George Walford: Ideology in the Reviews (57)

AGAINST Classism: In Fire from Heaven (Harper Collins), on the 17th Century reform movement in Dorchester, David Underdown shows, in the words of the reviewer, that ‘the campaign for moral reformation had supporters and opponents at every social level; it was not just a confrontation between the urban elite and the marginal classes.’ (TLS 26 June)

MEASURES to protect the environment will mean accepting responsibility for its management rather than withdrawal in favour of nature. Phillip Gates has written Spring Fever; the precarious future of Britain’s flora and fauna (Harper Collins). He maintains that “The whole concept of naturalness… in Britain is profoundly dishonest.” We tend to think of a profusion of wild flowers as natural, but it was an artificial condition produced by the sudden increase in arable acreage between the wars. [1] A major reason for the decline in numbers of toads, both common and natterjack, is the reduction in the number of farm ponds as methods change. [2]

ITALY enacted racial laws in 1938; at that time one out of three Jewish adults there belonged to the Fascist Party. Reviewing Alexander Stille’s Benevolence and Betrayal, five Italian families under Fascism (Cape) Victor Brombert ascribes this to the illusions and wilful blindness of the Jewish communities. Taken together with recent Israeli treatment of the Palestinians it suggests, rather, that ideology functions irrespective of race. (TLS 5 June)

GROWING knowledge of William Morris provides an increasingly clear demonstration of one theme of s.i: that any person who has developed an ideology beyond that of expediency comes to exhibit a range of behaviours. Even when the ideology of repudiation has appeared, and come to govern statements made about social affairs, personal behaviour remains expedient and conduct in business subject to the ideology of domination and principle, approving self-interest provided it observes the conventions. Reviewing William Morris; Design and Enterprise in Victorian Britain, by Charles Harvey and Jon Press (Manchester U.P.). Richard Dorment pins him down: no vague arty-crafty idealist but a businessman as ruthless as another. He used the Jacquard Loom, standard in the great commercial mills, not for the weaver’s sake but for the designer’s. Conditions for his workers were better than those in the sweatshops but the pay not much greater nor the hours much shorter, and profit-sharing with the workers remained a theory. Relations between Morris and his partners were democratic, but this provides a limited model for socialism; after 1874 he either bought or kicked them out. IC adds that Morris is not alone in acting, personally and in business, by standards other than those he advocated for society; Marx, Bakunin, Lenin, Tolstoy, Kropotkin and Trotsky also displayed this behaviour-pattern though in different ways, and in fact it appears wherever a complex ideological structure develops. (TLS 24 April)
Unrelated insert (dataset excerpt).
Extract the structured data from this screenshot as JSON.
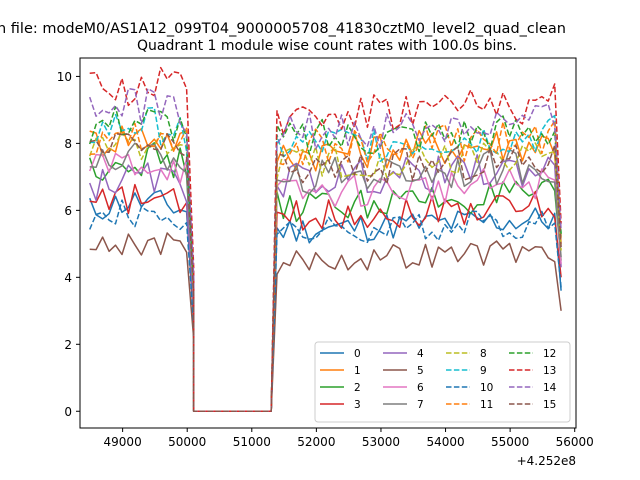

MATTHEW Henson, a black sledging expert, accompanied Robert Peary on his 1909 journey and seems to have reached the North Pole first by a few hundred yards. He displayed an attitude towards the Eskimo hardly distinguishable from that of the traditionalist white towards the blacks. Comparing them to dogs, and praising their fidelity to himself (the very quality for which Peary praised Henson), he ‘reinscribed the tones and values of the white-black relationship on the black-Inuit one’ (Francis Spufford, reviewing North Pole Legacy by S. Allen Counter, University of Massachusetts Press, TLS 1 May)

CONTRASTING the movements in support of racial, ethnic, sexual and other minorities with old-fashioned socialist reform movements, Paul Hollander’s Anti Americanism (Oxford UP) reminds us that most of their activists are far from being victims of the system themselves. ‘Never before in history have such large numbers… comfortable and privileged to various degrees, come to the conclusion that their society was seriously flawed. What makes him think the earlier movements were different? A prominent feature of the ‘proletarian’ movement, from its beginnings, has been the presence of people not belonging to the proletariat. Marx noted this in the Communist Manifesto, although he omitted to name himself and Engels among them. (TLS 22 May)

SYSTEMATIC ideology indicates that in the order: expediency, domination, precision, reform, revolution, repudiation, each of the major ideologies exercises less influence than the one before it. One of the many apparent exceptions occurred in ancient Athens. This democracy has to be accepted as an early appearance of the precision ideology in politics, and to judge from some accounts it seems to have replaced domination in the management of that society. The persistence of slavery calls the solidity of this appearance in question and Peter Green, reviewing Greek in a Cold Climate by Hugh Lloyd-Jones (Duckworth), strengthens the query with a reference to something less familiar. Noting that ‘despite modern scepticism the democracy did indeed achieve a high level of participation among the citizens,’ he adds: ‘nevertheless, a small elite of professional speakers were able to dominate the Assembly.’ (TLS 10 April 92)

[1] TLS 12 June.
[2] Country Living July.

from Ideological Commentary 57, August 1992.